Scientific classification
- Kingdom: Plantae
- Clade: Embryophytes
- Clade: Tracheophytes
- Clade: Spermatophytes
- Clade: Angiosperms
- Clade: Eudicots
- Clade: Rosids
- Order: Malvales
- Family: Cistaceae
- Genus: Hudsonia
- Species: H. tomentosa
- Binomial name: Hudsonia tomentosa Nutt.

= Hudsonia tomentosa =

- Genus: Hudsonia
- Species: tomentosa
- Authority: Nutt.
- Conservation status: G5

Species of flowering plant

Hudsonia tomentosa is a species of flowering plant in the rockrose family known by the common names woolly beachheather, beach heather, and sand heather.

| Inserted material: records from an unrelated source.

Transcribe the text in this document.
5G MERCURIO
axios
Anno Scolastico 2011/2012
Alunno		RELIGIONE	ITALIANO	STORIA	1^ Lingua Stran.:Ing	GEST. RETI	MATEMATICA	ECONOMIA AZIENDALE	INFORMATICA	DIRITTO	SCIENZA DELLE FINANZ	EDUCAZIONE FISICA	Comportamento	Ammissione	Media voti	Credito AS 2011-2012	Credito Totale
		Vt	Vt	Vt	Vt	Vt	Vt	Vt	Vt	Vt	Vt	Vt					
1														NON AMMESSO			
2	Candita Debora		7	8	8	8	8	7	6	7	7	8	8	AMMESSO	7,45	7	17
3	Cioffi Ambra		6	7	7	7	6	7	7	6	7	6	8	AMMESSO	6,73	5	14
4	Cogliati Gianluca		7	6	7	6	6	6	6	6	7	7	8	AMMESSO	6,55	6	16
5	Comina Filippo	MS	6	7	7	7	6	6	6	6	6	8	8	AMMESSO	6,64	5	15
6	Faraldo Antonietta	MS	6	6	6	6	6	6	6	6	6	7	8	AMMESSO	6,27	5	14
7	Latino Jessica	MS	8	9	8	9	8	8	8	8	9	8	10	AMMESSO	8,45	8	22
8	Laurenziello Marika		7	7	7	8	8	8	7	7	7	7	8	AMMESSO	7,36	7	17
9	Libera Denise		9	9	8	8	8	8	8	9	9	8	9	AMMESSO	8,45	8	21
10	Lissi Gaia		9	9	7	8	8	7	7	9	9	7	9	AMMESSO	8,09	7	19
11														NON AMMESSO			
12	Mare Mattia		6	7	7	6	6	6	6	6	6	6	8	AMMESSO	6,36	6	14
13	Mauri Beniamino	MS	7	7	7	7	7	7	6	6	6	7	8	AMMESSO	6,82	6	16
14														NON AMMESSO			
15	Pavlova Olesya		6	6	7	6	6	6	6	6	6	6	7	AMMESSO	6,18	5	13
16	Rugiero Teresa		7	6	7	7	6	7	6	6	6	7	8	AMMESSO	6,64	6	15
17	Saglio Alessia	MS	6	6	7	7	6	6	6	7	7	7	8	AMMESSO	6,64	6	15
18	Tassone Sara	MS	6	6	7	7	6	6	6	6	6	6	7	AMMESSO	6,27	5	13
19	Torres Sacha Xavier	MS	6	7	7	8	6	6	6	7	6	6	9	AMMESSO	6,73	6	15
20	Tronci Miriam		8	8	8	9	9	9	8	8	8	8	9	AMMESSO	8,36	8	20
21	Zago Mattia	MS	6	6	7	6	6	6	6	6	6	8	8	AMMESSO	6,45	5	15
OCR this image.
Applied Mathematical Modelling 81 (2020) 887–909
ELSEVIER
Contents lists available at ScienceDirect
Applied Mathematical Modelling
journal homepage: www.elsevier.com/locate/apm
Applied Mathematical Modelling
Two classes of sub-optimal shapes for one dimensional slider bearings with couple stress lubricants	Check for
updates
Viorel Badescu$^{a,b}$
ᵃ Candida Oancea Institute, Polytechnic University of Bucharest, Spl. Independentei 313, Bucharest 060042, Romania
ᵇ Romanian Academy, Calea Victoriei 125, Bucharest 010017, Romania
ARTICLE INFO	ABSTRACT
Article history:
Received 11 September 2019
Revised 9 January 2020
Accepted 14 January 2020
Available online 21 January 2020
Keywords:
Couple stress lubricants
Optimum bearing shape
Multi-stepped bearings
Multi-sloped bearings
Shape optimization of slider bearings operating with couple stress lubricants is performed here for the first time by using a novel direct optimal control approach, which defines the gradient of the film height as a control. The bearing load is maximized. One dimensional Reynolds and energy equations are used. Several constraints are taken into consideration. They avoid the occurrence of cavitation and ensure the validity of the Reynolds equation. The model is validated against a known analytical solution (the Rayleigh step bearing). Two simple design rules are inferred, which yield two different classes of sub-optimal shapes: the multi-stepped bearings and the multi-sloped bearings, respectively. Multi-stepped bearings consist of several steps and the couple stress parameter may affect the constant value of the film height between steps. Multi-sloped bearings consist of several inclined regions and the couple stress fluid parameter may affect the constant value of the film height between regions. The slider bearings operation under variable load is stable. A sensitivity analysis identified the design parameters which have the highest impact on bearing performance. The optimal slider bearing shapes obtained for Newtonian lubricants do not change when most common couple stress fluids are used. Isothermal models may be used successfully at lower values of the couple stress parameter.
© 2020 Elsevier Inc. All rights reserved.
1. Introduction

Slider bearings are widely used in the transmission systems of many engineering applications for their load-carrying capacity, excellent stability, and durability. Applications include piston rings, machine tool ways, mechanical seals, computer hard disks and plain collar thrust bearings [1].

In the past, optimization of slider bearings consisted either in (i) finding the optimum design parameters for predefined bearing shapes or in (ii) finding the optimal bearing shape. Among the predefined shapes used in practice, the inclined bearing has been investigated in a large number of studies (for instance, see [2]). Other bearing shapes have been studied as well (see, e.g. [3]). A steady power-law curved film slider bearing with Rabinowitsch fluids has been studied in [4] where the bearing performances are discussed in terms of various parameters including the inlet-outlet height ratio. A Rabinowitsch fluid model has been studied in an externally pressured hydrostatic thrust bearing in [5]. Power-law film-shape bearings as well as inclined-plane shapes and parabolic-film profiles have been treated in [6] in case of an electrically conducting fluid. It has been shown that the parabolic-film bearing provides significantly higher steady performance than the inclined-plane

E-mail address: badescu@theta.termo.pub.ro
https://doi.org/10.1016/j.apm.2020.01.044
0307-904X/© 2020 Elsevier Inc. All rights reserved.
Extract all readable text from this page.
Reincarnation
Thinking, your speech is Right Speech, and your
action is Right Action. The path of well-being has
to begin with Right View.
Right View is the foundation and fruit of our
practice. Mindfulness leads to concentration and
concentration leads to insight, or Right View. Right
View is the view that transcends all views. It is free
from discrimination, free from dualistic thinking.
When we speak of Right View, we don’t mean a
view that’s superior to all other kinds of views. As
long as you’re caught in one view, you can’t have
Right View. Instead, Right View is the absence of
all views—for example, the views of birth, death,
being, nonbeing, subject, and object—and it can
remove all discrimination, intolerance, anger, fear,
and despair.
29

It is native to northeastern North America, including central and eastern Canada and the northeastern United States.

== Description ==
This species is a small shrub growing up to about 8 inches tall. The leaves are tiny, scale-like, and coated in woolly hairs. The yellow flowers have five petals and measure about 0.25 in wide. The plant flowers from May to July.

== Ecology ==
This shrub grows in sandy habitat such as pine barrens and dunes. It may be a coastal species, but since it is less tolerant of sea spray than other coastal plants, it is generally found on arid backdunes and not at the water's edge. The plant is associated with green sands colonized with nitrogen fixing blue-green algae, particularly in Alberta. These algae may give nutrients to the shrub, allowing it to grow in nutrient-poor sand soils.

This plant "requires periodic disturbance," however, it is "very sensitive to human impacts," such as trampling. It has narrow habitat requirements but it can be locally abundant.